Edward Thomas, Roads

Saturday, January 15, 2022

Remembering a Veteran: Lt. Everett McKinley Dirksen, 19th Balloon Company, 328th Field Artlillery, AEF

 

Lt. Everett Dirksen Wearing the Aerial Observer Wing

Future U.S. Senator from Illinois and Senate Minority leader Everett Dirksen (1896–1969) was born in Pekin, Illinois, where he attended public schools.  He would later receive his law degree from the University of Minnesota.  During the war he had the extremely hazardous job of observing artillery fire an observation balloon. He did observer duty in both the St. Mihiel and Meuse-Argonne Offensives and later served as an intelligence officer during the occupation of Germany.

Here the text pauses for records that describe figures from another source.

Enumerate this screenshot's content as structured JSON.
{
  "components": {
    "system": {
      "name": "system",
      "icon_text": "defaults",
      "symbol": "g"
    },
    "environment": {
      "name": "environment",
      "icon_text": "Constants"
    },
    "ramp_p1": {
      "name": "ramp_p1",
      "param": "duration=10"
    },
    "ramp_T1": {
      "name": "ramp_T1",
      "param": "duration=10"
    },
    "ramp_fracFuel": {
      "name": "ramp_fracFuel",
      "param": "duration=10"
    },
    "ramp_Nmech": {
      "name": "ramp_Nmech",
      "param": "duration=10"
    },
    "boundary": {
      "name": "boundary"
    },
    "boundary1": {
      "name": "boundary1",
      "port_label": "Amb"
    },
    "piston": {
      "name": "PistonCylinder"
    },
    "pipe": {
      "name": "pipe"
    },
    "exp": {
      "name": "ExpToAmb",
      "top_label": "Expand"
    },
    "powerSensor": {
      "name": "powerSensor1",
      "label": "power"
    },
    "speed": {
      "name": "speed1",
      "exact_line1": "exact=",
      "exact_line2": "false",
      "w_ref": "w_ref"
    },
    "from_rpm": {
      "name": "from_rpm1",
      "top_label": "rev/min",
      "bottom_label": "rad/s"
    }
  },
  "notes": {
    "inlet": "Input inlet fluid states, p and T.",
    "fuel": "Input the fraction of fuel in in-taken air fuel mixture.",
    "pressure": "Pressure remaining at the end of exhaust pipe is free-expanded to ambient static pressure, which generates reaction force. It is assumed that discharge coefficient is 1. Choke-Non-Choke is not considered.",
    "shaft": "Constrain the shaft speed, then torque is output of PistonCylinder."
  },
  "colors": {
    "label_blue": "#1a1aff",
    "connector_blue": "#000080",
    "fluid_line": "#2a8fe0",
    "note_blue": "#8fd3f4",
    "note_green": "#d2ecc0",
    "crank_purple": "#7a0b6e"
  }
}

When he returned home, he reflected on how he wanted to spend the remainder of his life:

I was not sure that I wanted to return to school and complete my law course, but I did know that I wanted to do something to end the madness of conflict and the insane business of arbitrating the differences of men and nations with poison gas and high explosive shells.


President Eisenhower with Senator Dirksen in the Oval Office


By 1933, he was ready to run for office.  Here's a summary of his next 36 years of public service:

Everett Dirksen, represented central Illinois in the U.S. House of Representatives, 1933–1949. He later won four elections to the U.S. Senate, beginning in 1950. He rose through the leadership ranks of the Republican party in the Senate as chairman of the National Republican Senatorial Committee (1951–1954), Republican whip (1957–1959), and Senate Minority Leader (1959–1969). Dirksen played key roles in passing the Nuclear Test Ban Treaty (1963), the Civil Rights Act of 1964, the Voting Rights Act of 1965, and the Open Housing Act of 1968.